Return an iterator for v. This is very fast, faster than IntrusiveHashMap::find() but less safe because no validation done on v. If it not in the container (either in no container or a different one) further iteration on the returned iterator will go badly. It is useful inside range for loops when it is guaranteed the element is in the container.

template<typename F>
IntrusiveHashMap &apply(F &&f)
Template Parameters:
 F – A functional type with the signature void (value_type*).

This applies the function f to every element in the container in such a way that modification of the element does not interfere with the iteration. The most common use is to delete the elements during cleanup. The common idiom

for ( auto & elt : container) delete &elt;

is problematic because the iteration links are in the deleted element causing the computation of the next element to be a use after free. Using IntrusiveHashMap::apply() enables safe cleanup.

container.apply([](value_type & v) { delete & v; });

Because the links are intrusive it is possible for other classes or the element class to modify them. In such cases this method provides a safe way to invoke such mechanisms.

Design Notes

This is a refresh of an previously existing class, TSHahTable. The switch to C++ 11 and then C++ 17 made it possible to do much better in terms of the internal implementation and API. The overall functionality is the roughly the same but with an easier API, compatiblity with IntrusiveDList, improved compliance with STL container standards, and better internal implementation.

The biggest change is that elements are stored in a single global list rather than per hash bucket. The buckets serve only as entry points in to the global list and to count the number of elements per bucket. This simplifies the implementation of iteration, so that the old Location nested class can be removed. Elements with equal keys can be handled in the same way as with STL containers, via iterator ranges, instead of a custom psuedo-iterator class.

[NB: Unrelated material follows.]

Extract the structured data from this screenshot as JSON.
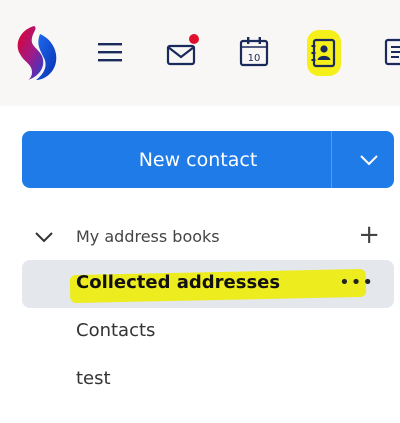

Notes on IntrusiveHashMap::apply()

This was added after some experience with use of the container. Initially it was added to make cleaning up the container easier. Without it, cleanup looks like

for ( auto spot = map.begin(), limit = map.end() ; spot != limit ; delete &( * spot++)) {
   ; // empty
}

Instead one can do

map.apply([](value_type& v) { delete &v; });

The post increment operator guarantees that spot has been updated before the current element is destroyed. However, it turns out to be handy in other map modifying operations. In the unit tests there is this code

  // Erase all the non-"dup" and see if the range is still correct.
  map.apply([&map](Thing &thing) {
    if (thing._payload != "dup"sv)
      map.erase(map.iterator_for(&thing));

This removes all elements that do not have the payload “dup”. As another design note, IntrusiveHashMap::iterator_for() here serves to bypass validation checking on the target for IntrusiveHashMap::erase(), which is proper because IntrusiveHashMap::apply() guarantees thing is in the map.

Without apply this is needed

auto idx = map.begin();
while (idx != map.end()) {
  auto x{idx++};
  if ("dup"sv != x->_payload) {
    map.erase(x);
  }
}

The latter is more verbose and more importantly less obvious, depending on a subtle interaction with post increment.